I've passed them your e-mail address. There's still a few around
whom you might know.

: >: Compress the dictionary but having a table for the first 2 or 3 letters
: >: (26x26, or 26x26x26, but actually much less since there are no qbX, etc.).
: >: For the words, once you're passed the first 3 letters, start compressing by
: >: using "repeat deltas".  A word is composed of N letters that repeat from the
: >: previous word, followed by the delta.  You can compress the delta portion
: >: using whatever method you want since it's straight alphabet letters (but I
: >: choose not to).  Compression may not be the best, but data access is pretty
: >: fast since decompression is trivial (also, strcmp is partially completed
: >: due to this encoding).
:
: >The problem is that you have to decompress, on average, half a
: >bin, and if you have a lot of words, or lots of inflections, this
: >will be awfully slow.
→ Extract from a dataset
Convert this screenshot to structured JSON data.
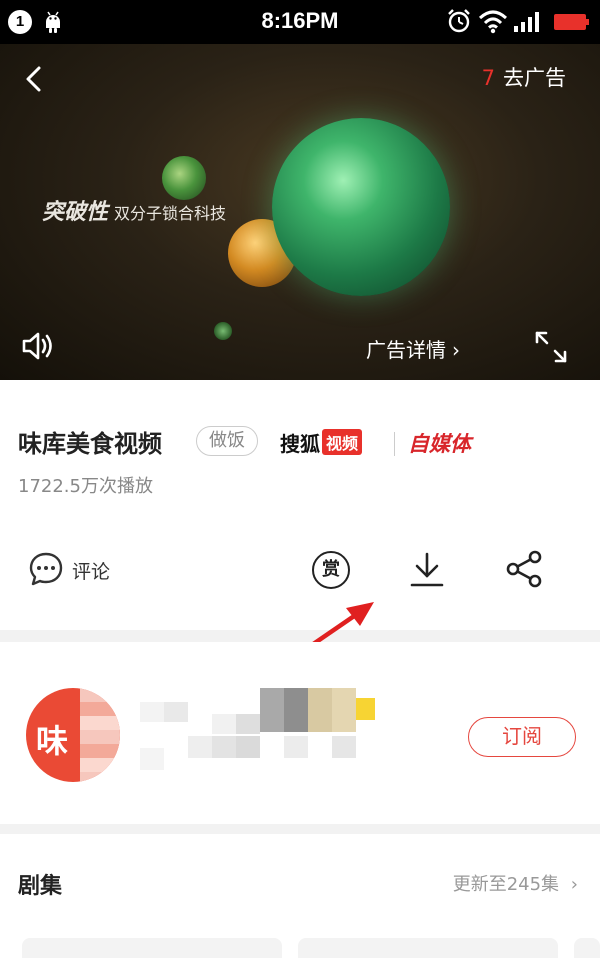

The thing that made this kind of compression
: >work for us (at Proximity) was that not only did we do the above,
: >but we assigned special codes that meant "include a table of
: >endings here". That and Huffman compression, with multiple models.
:
: You're talking about the full compression for the full compression.
: The algorithm I described above is just a subset of that.  It's
: not the same one that was used for Word Challenge (below).  The one I
: described is the one I used for a simple spell-check demo.  I used it for
: the incore cache words.  Decompression was real fast because you could
: skip all the words with a repeat larger than what you're looking for, and
: other neat things happen when you start playing with this.

Then we're saying the same thing, actually. If the list is small
enough, this will be very fast. If you have a lot of words, it
can get slow. And if space is of real concern and you do
additional compression, you'll pay for it in time for the
decompression itself and because a lot of the speed-up tricks you
allude to won't work if you've done more compression.

I guess the person who asked the original question is going to
have to weigh the pros and cons for himself; I wonder if any of
this is even relevant to his intent?